Ladeado a latria, que é desejo de Deus para cada ser humano, encontra-se no mundo contemporâneo realidades adversas a isso. Por vezes disfarçadas como avanços, ou tantas outras coisas, mas que na verdade, em vez de integrar o homem, o desfragmenta, ao invés de dar a ele uma identidade, o desfigura. Principalmente atualmente, onde se vive uma cultura hedonista, contrária ao amor de oferta, ao amor de sacrifício, para melhor compreender é interessante saber:

O hedonismo busca evitar sacrifícios e sofrimentos a todo custo. É diretamente oposto à teologia da cruz. S. Paulo falou em seus dias dos inimigos da cruz de Cristo. Seu fim é a destruição; seu deus, o estômago; e eles se gloriam da própria desonra, com a mente voltada para os prazeres terrenos (cf. Fl 3, 18s). Como dissemos, ele também ensinou que a cruz era um absurdo para os gentios (cf. 1Cor 1, 23).  (AZEVEDO, 2020).

Hedonismo vem da palavra grega hēdonē, que significa “prazer”, e é semelhante à palavra grega hēdys, que significa “doce”. Uma sociedade imersa ao prazer separado do amor, enraizado cada vez mais em um hedonismo exacerbado, que nada mais é, do que, prazer pelo prazer, onde o homem, pelo egoísmo fecha-se ao amor tornando-se idólatra, pois não adora mais a Deus, mas busca uma adoração de si próprio. Sobre essa realidade, o Pe. Gilberto escreve:

“Nestes tempos, que são os nossos tempos, àqueles que entendem os sinais dos tempos que Ele mesmo quer mostrar, reserva-nos maravilhas para o nosso espírito. Ao lado de um mundo que se dessacraliza, anticristão, vivendo toda a impiedade da idolatria, em que se blasfema o Nome santo do Senhor.” (CONSTITUIÇÕES 1995, p.81).

Somos chamados a transformar as nossas ações em louvor, irradiando a santidade divina: “A santidade da Igreja se exprime incessantemente e deve manifestar-se nos frutos de graça que o Espírito Santo ocasiona em nós”, ensina o Concílio Vaticano II (LG, 1997, n.39). Jesus redime o ser humano através de seu sofrimento, e tudo transforma em atos de Louvor, dando um testemunho de liberdade e não de escravidão. O homem se torna escravo, quando vive o hedonismo, que prega que se deve evitar sacrifícios e sofrimentos a todo custo, sendo o oposto pregado pela teologia da Cruz.
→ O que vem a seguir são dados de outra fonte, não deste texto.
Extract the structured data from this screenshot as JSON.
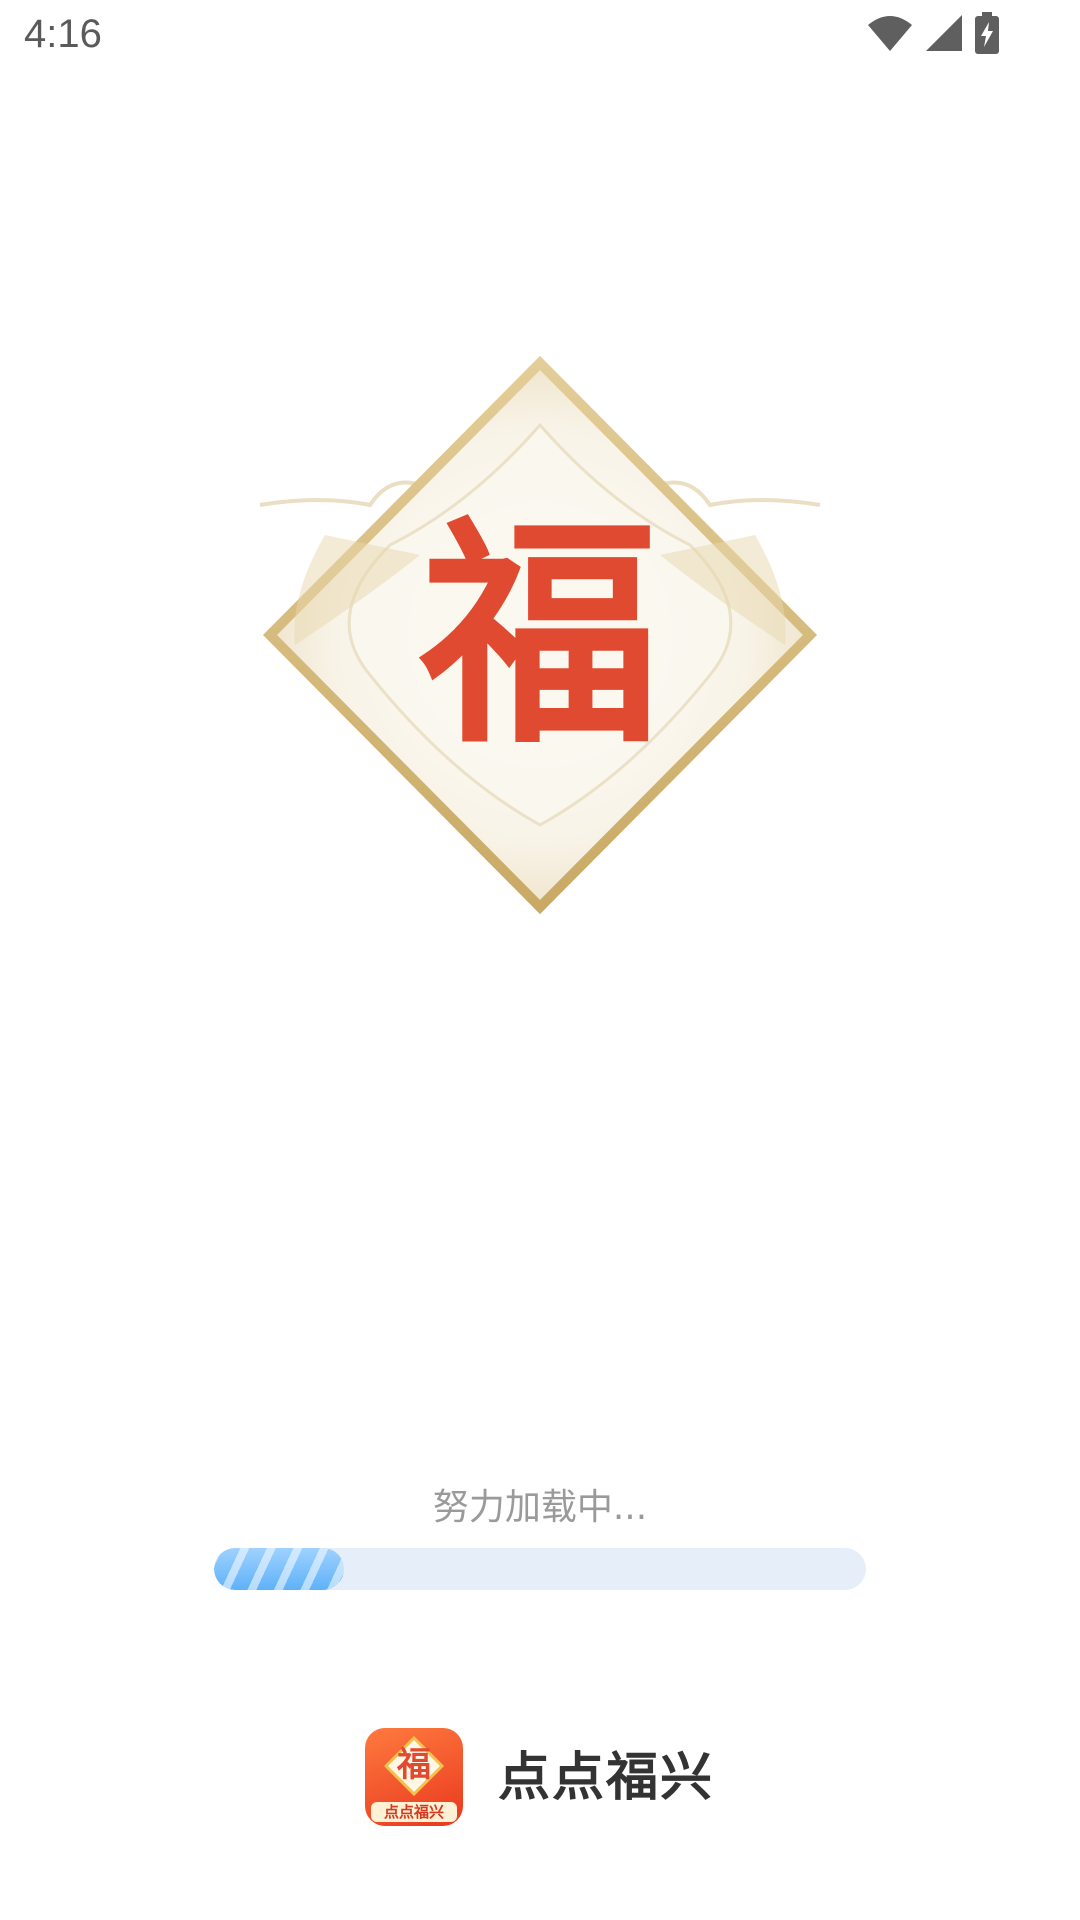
{
  "status_bar": {
    "time": "4:16",
    "icons": [
      "wifi-icon",
      "cellular-signal-icon",
      "battery-charging-icon"
    ]
  },
  "splash": {
    "emblem_character": "福",
    "emblem_colors": {
      "character": "#e04a30",
      "frame": "#d4b57a",
      "fill": "#f7f2e6"
    }
  },
  "loading": {
    "text": "努力加载中...",
    "progress": 0.2,
    "track_color": "#e6eef9",
    "fill_color": "#6cb8f8"
  },
  "brand": {
    "logo_character": "福",
    "logo_caption": "点点福兴",
    "name": "点点福兴",
    "logo_color": "#ee4a28"
  }
}
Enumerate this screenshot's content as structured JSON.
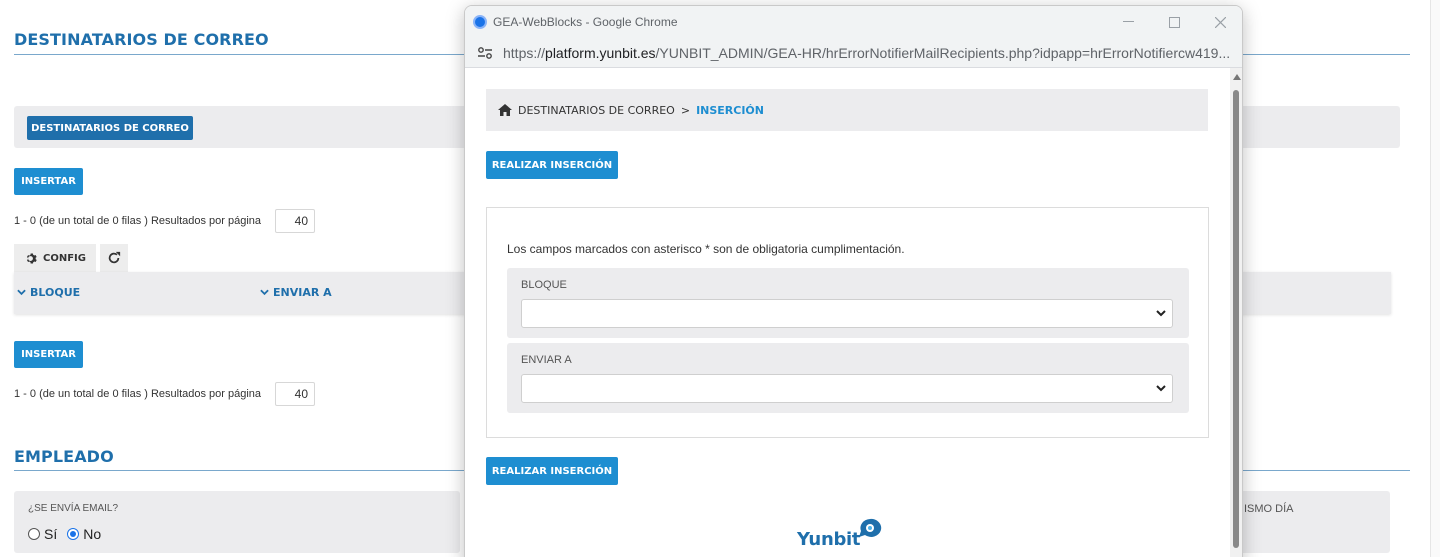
{
  "background": {
    "section1_title": "DESTINATARIOS DE CORREO",
    "tab_button": "DESTINATARIOS DE CORREO",
    "insert_top": "INSERTAR",
    "insert_bottom": "INSERTAR",
    "pager_text": "1 - 0 (de un total de 0 filas ) Resultados por página",
    "page_size": "40",
    "config_label": "CONFIG",
    "columns": [
      "BLOQUE",
      "ENVIAR A"
    ],
    "section2_title": "EMPLEADO",
    "email_question": "¿SE ENVÍA EMAIL?",
    "radio_yes": "Sí",
    "radio_no": "No",
    "radio_selected": "No",
    "partial_right_label": "ISMO DÍA"
  },
  "popup": {
    "window_title": "GEA-WebBlocks - Google Chrome",
    "url_prefix": "https://",
    "url_host": "platform.yunbit.es",
    "url_path": "/YUNBIT_ADMIN/GEA-HR/hrErrorNotifierMailRecipients.php?idpapp=hrErrorNotifiercw419...",
    "breadcrumb_home": "DESTINATARIOS DE CORREO",
    "breadcrumb_sep": ">",
    "breadcrumb_current": "INSERCIÓN",
    "submit_top": "REALIZAR INSERCIÓN",
    "submit_bottom": "REALIZAR INSERCIÓN",
    "required_note": "Los campos marcados con asterisco * son de obligatoria cumplimentación.",
    "fields": [
      {
        "label": "BLOQUE",
        "value": ""
      },
      {
        "label": "ENVIAR A",
        "value": ""
      }
    ],
    "logo_text": "Yunbit"
  },
  "colors": {
    "brand_dark": "#1f6fab",
    "brand_light": "#1e8ed1",
    "panel_grey": "#ececee"
  },
  "icons": [
    "gear-icon",
    "refresh-icon",
    "chevron-down-icon",
    "home-icon",
    "chrome-icon",
    "site-settings-icon",
    "minimize-icon",
    "maximize-icon",
    "close-icon"
  ]
}
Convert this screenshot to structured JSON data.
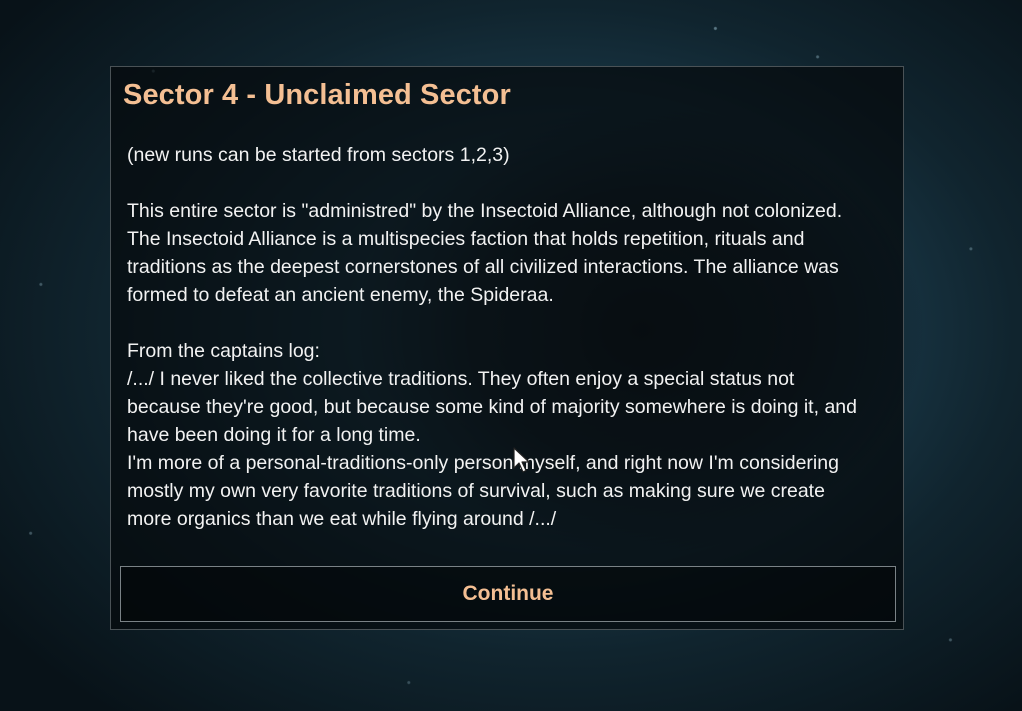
{
  "dialog": {
    "title": "Sector 4 - Unclaimed Sector",
    "note": "(new runs can be started from sectors 1,2,3)",
    "description_lines": [
      "This entire sector is \"administred\" by the Insectoid Alliance, although not colonized.",
      "The Insectoid Alliance is a multispecies faction that holds repetition, rituals and",
      "traditions as the deepest cornerstones of all civilized interactions. The alliance was",
      "formed to defeat an ancient enemy, the Spideraa."
    ],
    "log_heading": "From the captains log:",
    "log_lines": [
      "/.../ I never liked the collective traditions. They often enjoy a special status not",
      "because they're good, but because some kind of majority somewhere is doing it, and",
      "have been doing it for a long time.",
      "I'm more of a personal-traditions-only person myself, and right now I'm considering",
      "mostly my own very favorite traditions of survival, such as making sure we create",
      "more organics than we eat while flying around /.../"
    ],
    "continue_label": "Continue"
  },
  "colors": {
    "title": "#f4bf93",
    "body_text": "#f2f2f2",
    "panel_border": "#4a5256"
  }
}
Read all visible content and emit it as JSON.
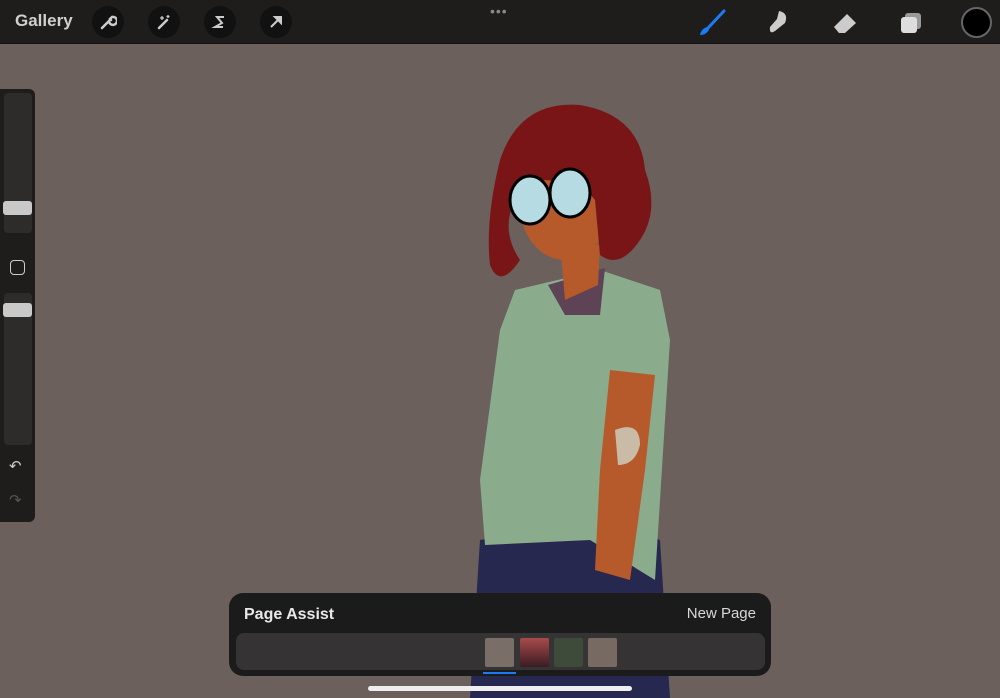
{
  "topbar": {
    "gallery_label": "Gallery",
    "more_icon": "•••",
    "left_tools": [
      "wrench-icon",
      "magic-wand-icon",
      "selection-icon",
      "transform-arrow-icon"
    ],
    "right_tools": [
      "brush-icon",
      "smudge-icon",
      "eraser-icon",
      "layers-icon"
    ],
    "accent": "#1a7cf5",
    "current_color": "#000000"
  },
  "page_assist": {
    "title": "Page Assist",
    "new_page_label": "New Page",
    "selected_page": 1,
    "pages": [
      {
        "name": "page-1"
      },
      {
        "name": "page-2"
      },
      {
        "name": "page-3"
      },
      {
        "name": "page-4"
      }
    ]
  }
}
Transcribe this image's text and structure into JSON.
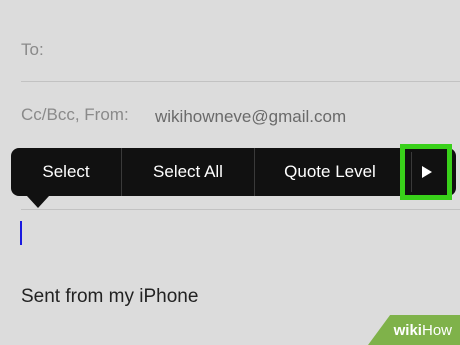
{
  "compose": {
    "to_label": "To:",
    "ccbcc_label": "Cc/Bcc, From:",
    "from_value": "wikihowneve@gmail.com",
    "signature": "Sent from my iPhone"
  },
  "edit_menu": {
    "items": [
      "Select",
      "Select All",
      "Quote Level"
    ],
    "next_icon": "right-triangle-icon",
    "highlight_color": "#39d11a"
  },
  "watermark": {
    "text_a": "wiki",
    "text_b": "How"
  }
}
“Tendo o prazer e o poder se tornado as coisas mais importantes para um indivíduo ou para uma civilização, quando na verdade são coisas menores, secundárias, eles se transformam em obsessão, em vício; paralisam o pensamento. O alcoólatra não entende o verdadeiro propósito do vinho, “alegrar o coração do homem”. O libertino entende o propósito do sexo, sua gloriosa e mística unificação do prazer, procriação e amor pessoal. E a sociedade que faz do alívio do sofrimento seu summum bonum não entende o significado do sofrimento ou do prazer” (KREEFT, 1995, p. 178).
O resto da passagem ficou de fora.